A review of different Transformers-based algorithms and methods

In this blog I review some of the research in the area of area of Transformers models. The article is meant to be written at a high level. For more technical details please refer to the references mentioned.

Recap: Transformers

First, I briefly explain what Transformers are, what some typical tasks are that these models aim to solve, and go through some of their architectural components and fundamental architectures. This brief recap is largely based on the wonderful formal presentation of Transformers by Phuong & Hutter (2022). ¹.
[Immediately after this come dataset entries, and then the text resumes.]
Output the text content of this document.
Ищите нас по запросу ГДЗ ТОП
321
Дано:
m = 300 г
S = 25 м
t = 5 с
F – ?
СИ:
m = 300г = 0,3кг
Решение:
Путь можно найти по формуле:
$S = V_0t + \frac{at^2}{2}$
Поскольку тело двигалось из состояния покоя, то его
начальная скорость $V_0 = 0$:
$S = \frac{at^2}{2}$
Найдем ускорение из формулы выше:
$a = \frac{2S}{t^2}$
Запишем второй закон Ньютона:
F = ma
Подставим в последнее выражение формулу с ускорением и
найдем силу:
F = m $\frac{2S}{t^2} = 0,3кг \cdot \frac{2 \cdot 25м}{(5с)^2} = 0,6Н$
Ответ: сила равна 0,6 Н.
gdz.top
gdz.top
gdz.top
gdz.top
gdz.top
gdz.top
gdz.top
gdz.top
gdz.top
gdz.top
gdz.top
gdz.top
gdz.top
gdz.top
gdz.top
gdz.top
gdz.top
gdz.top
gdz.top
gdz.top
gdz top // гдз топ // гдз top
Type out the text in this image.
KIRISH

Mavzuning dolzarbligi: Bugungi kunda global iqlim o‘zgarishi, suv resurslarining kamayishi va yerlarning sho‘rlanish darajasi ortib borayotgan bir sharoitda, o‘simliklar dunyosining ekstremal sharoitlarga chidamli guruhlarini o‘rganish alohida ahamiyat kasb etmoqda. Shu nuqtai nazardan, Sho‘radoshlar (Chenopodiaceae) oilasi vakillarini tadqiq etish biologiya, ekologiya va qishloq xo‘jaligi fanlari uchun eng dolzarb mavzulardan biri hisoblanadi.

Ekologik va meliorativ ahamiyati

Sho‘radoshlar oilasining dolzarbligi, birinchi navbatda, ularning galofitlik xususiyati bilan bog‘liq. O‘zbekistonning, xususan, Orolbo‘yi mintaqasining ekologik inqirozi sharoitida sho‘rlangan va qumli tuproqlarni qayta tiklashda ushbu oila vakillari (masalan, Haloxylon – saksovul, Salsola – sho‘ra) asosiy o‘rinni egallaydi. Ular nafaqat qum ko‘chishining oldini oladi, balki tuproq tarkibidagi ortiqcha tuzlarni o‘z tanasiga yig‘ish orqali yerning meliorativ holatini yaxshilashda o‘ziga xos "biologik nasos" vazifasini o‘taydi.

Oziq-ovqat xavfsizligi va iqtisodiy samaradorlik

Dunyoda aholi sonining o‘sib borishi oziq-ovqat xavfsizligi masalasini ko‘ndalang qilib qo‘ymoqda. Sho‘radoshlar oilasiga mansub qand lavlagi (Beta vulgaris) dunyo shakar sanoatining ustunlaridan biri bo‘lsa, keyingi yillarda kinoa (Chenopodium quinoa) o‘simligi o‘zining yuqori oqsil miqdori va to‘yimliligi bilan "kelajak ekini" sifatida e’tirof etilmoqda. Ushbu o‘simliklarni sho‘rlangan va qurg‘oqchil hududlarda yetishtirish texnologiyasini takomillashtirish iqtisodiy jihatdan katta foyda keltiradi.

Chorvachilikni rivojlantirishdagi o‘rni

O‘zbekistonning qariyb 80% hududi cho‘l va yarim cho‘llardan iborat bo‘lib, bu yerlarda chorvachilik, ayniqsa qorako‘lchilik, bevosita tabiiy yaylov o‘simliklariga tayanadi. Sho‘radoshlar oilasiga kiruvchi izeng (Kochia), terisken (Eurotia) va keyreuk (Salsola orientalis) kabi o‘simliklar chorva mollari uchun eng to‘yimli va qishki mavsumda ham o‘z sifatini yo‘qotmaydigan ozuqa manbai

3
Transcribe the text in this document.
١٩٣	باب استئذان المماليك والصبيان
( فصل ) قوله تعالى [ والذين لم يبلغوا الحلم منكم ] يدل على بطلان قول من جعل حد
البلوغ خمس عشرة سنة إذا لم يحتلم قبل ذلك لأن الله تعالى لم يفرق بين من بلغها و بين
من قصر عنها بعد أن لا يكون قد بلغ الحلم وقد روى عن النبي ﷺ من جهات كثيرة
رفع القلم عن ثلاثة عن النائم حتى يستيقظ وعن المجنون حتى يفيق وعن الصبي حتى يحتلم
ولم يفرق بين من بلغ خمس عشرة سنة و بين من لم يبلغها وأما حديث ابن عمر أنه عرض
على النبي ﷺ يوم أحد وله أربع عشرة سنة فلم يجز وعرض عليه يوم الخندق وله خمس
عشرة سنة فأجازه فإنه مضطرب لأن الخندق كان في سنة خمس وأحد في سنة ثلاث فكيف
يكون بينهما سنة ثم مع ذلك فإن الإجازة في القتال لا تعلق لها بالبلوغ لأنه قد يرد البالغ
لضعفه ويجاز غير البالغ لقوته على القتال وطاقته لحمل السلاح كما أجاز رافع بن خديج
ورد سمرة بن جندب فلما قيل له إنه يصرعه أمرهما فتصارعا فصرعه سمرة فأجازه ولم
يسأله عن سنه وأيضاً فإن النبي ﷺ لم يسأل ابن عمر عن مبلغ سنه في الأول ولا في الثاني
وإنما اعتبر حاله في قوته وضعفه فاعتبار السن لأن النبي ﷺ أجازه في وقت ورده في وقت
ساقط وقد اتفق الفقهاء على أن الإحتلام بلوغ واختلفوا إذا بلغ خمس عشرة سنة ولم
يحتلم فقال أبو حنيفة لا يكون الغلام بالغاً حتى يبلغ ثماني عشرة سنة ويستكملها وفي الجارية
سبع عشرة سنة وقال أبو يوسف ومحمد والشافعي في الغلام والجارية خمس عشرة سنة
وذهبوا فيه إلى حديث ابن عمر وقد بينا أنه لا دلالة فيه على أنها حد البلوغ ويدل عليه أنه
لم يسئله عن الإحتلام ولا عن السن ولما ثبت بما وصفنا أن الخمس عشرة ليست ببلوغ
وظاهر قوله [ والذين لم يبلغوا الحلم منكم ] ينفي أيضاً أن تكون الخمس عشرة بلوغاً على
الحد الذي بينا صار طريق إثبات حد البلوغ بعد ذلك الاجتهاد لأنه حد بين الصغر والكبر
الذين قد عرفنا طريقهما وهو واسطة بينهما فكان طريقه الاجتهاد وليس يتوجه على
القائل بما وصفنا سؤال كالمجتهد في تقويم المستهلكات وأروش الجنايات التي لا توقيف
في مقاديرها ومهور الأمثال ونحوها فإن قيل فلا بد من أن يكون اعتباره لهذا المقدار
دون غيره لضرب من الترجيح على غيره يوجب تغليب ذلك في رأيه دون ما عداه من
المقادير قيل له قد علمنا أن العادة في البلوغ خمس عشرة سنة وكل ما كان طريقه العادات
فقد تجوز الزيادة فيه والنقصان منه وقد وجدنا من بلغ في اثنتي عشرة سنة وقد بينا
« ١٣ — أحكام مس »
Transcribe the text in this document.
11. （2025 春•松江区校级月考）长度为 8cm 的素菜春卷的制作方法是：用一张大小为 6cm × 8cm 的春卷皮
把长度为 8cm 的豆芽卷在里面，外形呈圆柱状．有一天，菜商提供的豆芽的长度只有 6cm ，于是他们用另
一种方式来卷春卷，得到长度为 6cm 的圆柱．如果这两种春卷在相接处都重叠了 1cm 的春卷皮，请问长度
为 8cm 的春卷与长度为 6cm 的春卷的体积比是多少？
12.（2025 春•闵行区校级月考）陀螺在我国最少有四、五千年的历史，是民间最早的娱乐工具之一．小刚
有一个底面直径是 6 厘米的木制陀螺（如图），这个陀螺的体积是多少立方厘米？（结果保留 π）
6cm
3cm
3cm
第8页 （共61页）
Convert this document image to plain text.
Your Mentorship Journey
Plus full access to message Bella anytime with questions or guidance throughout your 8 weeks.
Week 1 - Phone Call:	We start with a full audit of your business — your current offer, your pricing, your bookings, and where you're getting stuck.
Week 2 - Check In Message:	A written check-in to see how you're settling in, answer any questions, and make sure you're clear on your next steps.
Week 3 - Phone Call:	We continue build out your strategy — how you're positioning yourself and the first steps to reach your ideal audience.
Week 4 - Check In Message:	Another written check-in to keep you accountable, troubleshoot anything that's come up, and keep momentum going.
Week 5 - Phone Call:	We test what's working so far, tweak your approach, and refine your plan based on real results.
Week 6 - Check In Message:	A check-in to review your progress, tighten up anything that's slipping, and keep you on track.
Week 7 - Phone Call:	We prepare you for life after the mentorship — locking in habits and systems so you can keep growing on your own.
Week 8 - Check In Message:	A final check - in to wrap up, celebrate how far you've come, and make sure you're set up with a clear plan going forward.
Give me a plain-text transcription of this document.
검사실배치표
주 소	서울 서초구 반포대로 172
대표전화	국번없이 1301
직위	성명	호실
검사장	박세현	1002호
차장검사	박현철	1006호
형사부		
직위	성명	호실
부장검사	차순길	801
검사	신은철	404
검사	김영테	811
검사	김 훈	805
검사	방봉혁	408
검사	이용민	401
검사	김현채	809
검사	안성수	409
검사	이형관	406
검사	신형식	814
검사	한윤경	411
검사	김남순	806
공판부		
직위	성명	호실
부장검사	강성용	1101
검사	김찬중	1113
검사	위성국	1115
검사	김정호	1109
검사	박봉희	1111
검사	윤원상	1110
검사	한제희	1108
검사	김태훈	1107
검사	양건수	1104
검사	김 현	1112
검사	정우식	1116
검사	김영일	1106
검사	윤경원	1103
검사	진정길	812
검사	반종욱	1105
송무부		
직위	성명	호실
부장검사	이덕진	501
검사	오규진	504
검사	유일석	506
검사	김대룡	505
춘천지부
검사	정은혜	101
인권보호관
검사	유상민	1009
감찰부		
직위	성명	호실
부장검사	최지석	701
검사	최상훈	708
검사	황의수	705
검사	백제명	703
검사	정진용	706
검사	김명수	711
Problems that Transformers aim to solve

Transformers model sequence data. They are most commonly used for sequence modeling (e.g., language modeling) and sequence-to-sequence prediction (e.g., text-to-speech), and classification problems (e.g., sentiment analysis, image classification).

Tokenization

A token is the atomic structure of one single element of the vocabulary of each the sequences are composed from which a Transformer aims to solve one of the tasks mentioned above.
character-level or subword level tokenization
Tokenization refers to transforming a sequence, at some level discussed above, into a sequence of integers mapping to the elements in the vocabulary

Architectural components specific to Transformers

token embedding: a function that learns to map vocabulary elements into d-dimensional real-valued vectors
positional embedding: a function that learns a position vector of a token in a sequence of d-dimensional token embeddings. The position embedding is typically added to the token embedding which makes up the initial token embedding.
- Positional embeddings can learn the absolute position (e.g., sinusoidal, rotation matrix) or relative position of a token wrt to the other contextual tokens. The embedding can be learned layer-wise or independently for each (encoder/decoder) layer.
- Transformers are sequence ordering invariant, meaning that they can’t distinguish between two different sequences with exactly the same words.
- If the position embedding is learned then it has a finite length so inputs cannot be larger than that maximum length. If it’s not learned, for example sinusoidal position embedding, then also inputs larger than those at training time can be used.
attention: Roughly speaking, this is the mechanism by which the Transformer model can predict the probability of a token given its contextual information by learning which tokens in that context to pay more attention to, given the similarity between the token to be predicted and all others.
- the to-predict-token is mapped to a key vector, while all other in-context tokens are mapped to query tokens, each of which has also a value token. A good analogy here is provided by ², that of querying a database for approximate answers. The input is a query. The database has (key, value) pairs. Querying the database means trying to find the values for which the query is most similar to the keys. Not all keys are equally important, hence we also learn to attend to the ones that are more important.
masking: is a mechanism by which the attention mechanism may attend to a constrained set of tokens in the sequence. When no masking is applied, tokens can attend to all other tokens in the sequence, hence we say it is a bidirectional encoding. On the other hand, when tokens are not allowed to attend to other tokens in the future, but only those from the past, we use uni-directional encoding, masking the future tokens.
- Masking is a task-dependent mechanism. For some tasks, peaking into the future (in the sequence) is just not permitted.
cross-attention: this mechanism is typically applied in Encoder-Decoder architectures (cf. next section) such as language translation where we have a pair of source and target language sequences. Specifically, the encoder applies self-attention on the source-language sequence and the encoded output is then used in the decoder as part of a cross-attention between it and the encoded target-language sequence.
multi-head attention: typically attention, as described above, is applied many times independently in parallel over chunks of the initial sequence, and the encoded outputs are then concatenated. This is achieved by using multiple attention headas, each with its own set of paramters randomly initialied. In this way the multi-attention heads can capture different variability in the sequence.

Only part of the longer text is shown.